[ZODB-Dev] ZODB Problem

Fri Jan 28 01:36:40 EST 2005

[Tim Peters]
>> ... Don't know whether "0032" and "0033" are decimal or hex, but it
>> looks like they're early transactions in the life of this database.
>> Given that FileStorage grows only by appending:
>>
>>    http://zope.org/Wikis/ZODB/FileStorageBackup
>>
>> do you have any idea how bytes early in the file may have gotten
>> damaged? There are rare reports of that, but outside of flaky hardware
>> or system software no cause is evident.  It's scary when once-good data
>> goes bad for no identifiable reason.

[Bob Horvath]
> I have seen this comment made several times on this list, and while it
> may in fact be true, it seems suspect to me.  Considering how many people
> come out of the woodwork complaining about corrupted Data.fs files,

How many is that?  Seriously.  When I posted a call to several Zope mailing
lists several months ago begging for people with corrupt .fs files to speak
up, we got exactly two responses.  Their .fs files were indeed damaged, but
no cause was ever determined.  Note that I distinguish between file
corruption and, e.g., POSKeyErrors.  The latter are rarely instances of the
former (although may be).

> if it were flaky hardware or system software, you would think lots of
> non-ZODB files and applications would have similar problems.

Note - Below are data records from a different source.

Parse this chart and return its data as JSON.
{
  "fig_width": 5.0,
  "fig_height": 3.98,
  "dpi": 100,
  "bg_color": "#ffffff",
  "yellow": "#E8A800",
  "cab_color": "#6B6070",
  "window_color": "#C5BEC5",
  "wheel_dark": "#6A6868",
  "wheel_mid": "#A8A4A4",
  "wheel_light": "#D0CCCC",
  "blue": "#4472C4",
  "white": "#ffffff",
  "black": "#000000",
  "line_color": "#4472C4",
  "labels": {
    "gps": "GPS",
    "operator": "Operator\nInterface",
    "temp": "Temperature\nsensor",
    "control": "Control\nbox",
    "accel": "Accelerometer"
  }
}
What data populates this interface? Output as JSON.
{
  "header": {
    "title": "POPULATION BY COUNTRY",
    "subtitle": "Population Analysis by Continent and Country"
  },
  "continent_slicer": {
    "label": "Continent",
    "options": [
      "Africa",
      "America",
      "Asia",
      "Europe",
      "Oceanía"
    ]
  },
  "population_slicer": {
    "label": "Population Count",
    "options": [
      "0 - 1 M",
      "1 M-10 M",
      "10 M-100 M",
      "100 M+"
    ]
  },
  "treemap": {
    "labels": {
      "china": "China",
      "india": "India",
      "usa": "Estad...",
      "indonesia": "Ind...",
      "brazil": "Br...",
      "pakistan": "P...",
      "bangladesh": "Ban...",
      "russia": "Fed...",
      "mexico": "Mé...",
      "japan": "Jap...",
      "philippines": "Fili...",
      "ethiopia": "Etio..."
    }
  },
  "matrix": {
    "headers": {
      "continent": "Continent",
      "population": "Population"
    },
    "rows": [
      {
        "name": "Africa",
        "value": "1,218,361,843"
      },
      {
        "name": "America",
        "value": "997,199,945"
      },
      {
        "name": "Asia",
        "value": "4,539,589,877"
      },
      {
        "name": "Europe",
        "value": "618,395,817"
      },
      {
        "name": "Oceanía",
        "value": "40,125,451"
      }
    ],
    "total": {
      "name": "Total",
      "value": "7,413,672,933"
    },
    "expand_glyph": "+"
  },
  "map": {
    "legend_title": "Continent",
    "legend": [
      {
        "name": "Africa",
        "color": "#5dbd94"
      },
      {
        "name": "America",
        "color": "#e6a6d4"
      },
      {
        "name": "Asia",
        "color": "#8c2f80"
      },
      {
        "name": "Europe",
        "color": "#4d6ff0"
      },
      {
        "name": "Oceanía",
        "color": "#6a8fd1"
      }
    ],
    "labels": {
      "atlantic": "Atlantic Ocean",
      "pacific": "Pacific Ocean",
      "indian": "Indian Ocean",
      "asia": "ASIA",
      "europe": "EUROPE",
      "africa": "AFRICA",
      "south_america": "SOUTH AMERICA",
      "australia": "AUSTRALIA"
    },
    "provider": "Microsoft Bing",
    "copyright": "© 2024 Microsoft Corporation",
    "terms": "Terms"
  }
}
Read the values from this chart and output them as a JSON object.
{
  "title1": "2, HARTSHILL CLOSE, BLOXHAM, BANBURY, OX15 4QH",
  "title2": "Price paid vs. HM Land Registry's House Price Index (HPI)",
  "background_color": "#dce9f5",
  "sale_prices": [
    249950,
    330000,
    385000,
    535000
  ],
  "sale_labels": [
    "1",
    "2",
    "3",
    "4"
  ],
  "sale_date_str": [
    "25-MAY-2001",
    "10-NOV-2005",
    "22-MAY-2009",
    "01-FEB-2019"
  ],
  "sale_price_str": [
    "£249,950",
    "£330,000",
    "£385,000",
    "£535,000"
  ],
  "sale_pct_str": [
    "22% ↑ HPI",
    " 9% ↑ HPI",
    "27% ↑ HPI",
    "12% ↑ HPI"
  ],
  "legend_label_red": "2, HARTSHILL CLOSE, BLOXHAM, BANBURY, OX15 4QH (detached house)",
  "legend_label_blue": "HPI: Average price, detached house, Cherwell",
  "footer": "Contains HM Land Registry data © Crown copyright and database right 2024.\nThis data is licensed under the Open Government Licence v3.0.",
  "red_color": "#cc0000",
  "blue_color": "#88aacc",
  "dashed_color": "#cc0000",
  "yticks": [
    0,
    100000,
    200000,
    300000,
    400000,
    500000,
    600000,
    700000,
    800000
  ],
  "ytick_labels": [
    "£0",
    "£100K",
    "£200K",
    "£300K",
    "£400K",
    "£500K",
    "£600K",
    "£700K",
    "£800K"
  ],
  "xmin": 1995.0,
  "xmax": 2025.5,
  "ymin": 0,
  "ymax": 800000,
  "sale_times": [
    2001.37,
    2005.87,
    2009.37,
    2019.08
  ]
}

Why?  An .fs file may well be hammered on 24/7, and every bit's value is
crucial.  The latter makes it severely sensitive to all sorts of system
problems, and the former ensures that if an intermittent problem of some
sort exists, an .fs file is much more likely than most other files to suffer
from it.

The last case of .fs corruption that was definitively nailed got blamed on a
RAID controller that failed intermittently, and only under heavy load.  Once
they suspected that, they were able to prove it independent of ZODB
activity.  Of course in real life, their .fs file _was_ "at the other end"
of heavy load more often than most other files.

Jim likes telling the tale of a livid customer who pushed hard enough that
he offered to examine their damaged .fs file in detail.  This hit a snag,
because the tarball they sent him was itself corrupt.  That managed to
convince them that their file-corruption problem wasn't unique to ZODB, but
nothing before that sufficed ("everything else works fine!", etc).

In my time here, no software cause for .fs corruption has ever been
identified.  This is again in contrast to POSKeyErrors, where several
relevant software bugs (in Zope, in ZODB, and in ZEO) have been found and
fixed over my time here.

> My gut suspicion is that these are caused by some yet to be identified
> software bug.

I'm open to that, but the lack of any discernible pattern argues against it.
There's also that FileStorage's disk usage *is* very simple (read the code
-- maybe you'll find a relevant bug! seriously -- "more eyeballs" is part of
what open source is about).  And that multi-machine multi-process
multi-threaded ZEO stress tests I've run full-bore for days have provoked
any number of software bugs, but never a case of .fs corruption.  And that
Zope Corp never sees .fs corruption in its own deployments.  And that, as it
says at

    http://zope.org/Wikis/ZODB/FileStorageBackup

most people with corruption problems who move to a different box stop seeing
the problems (in fact, if anyone who tried that still saw corruption
problems, I haven't heard about it -- "all" is my direct knowledge, and
"most" was just weasel-wording to leave other possibilities open).

I worked for hardware manufacturers for 15 years, and tracked down about six
miserable HW bugs in that time (I wrote compilers for a living, and these
came in as "your compiler is buggy" reports).  These were in CPUs and FPUs,
not I/O, but HW is HW.  When it goes wrong, it can be nearly impossible to
reproduce, requiring the simultaneous occurrence of several highly unlikely
events.  .fs corruption "feels" more like that to me than like most software
bugs; the only other thing in my experience close to it is tiny thread-race
holes.  But even the latter seem much easier to provoke than .fs corruption
(which I've never been able to provoke).

> Has anyone ever tried to compile data on what sorts of machines or
> operating systems corrupt files seem to occur on?

Not that I know of, and reports of corrupt files (again I'm not talking
about POSKeyErrors) are so rare that I think it would be hard to get a
significant sample (as mentioned before, the entire universe we were able to
find out about last time we tried consisted of two).  All cases I'm aware of
were reported against Linux, but I doubt that means anything.

> If it is flaky hardware, you would think you would have more than one
> person at the same hosting outfit with similar problems.

See above.

> If it is system software, then you woudl see some correlation on
> Windows, vs. Linux, vs. FreeBSD, etc.

Not enough cases known.  Buggy Python C extension modules can be at fault
too (ditto any code running in the same process), which is one reason we
recommend running ZEO even if the ZEO server is on the same physical box as
the ZEO client (i.e., to isolate the process mucking with the .fs file as
much as possible from application code).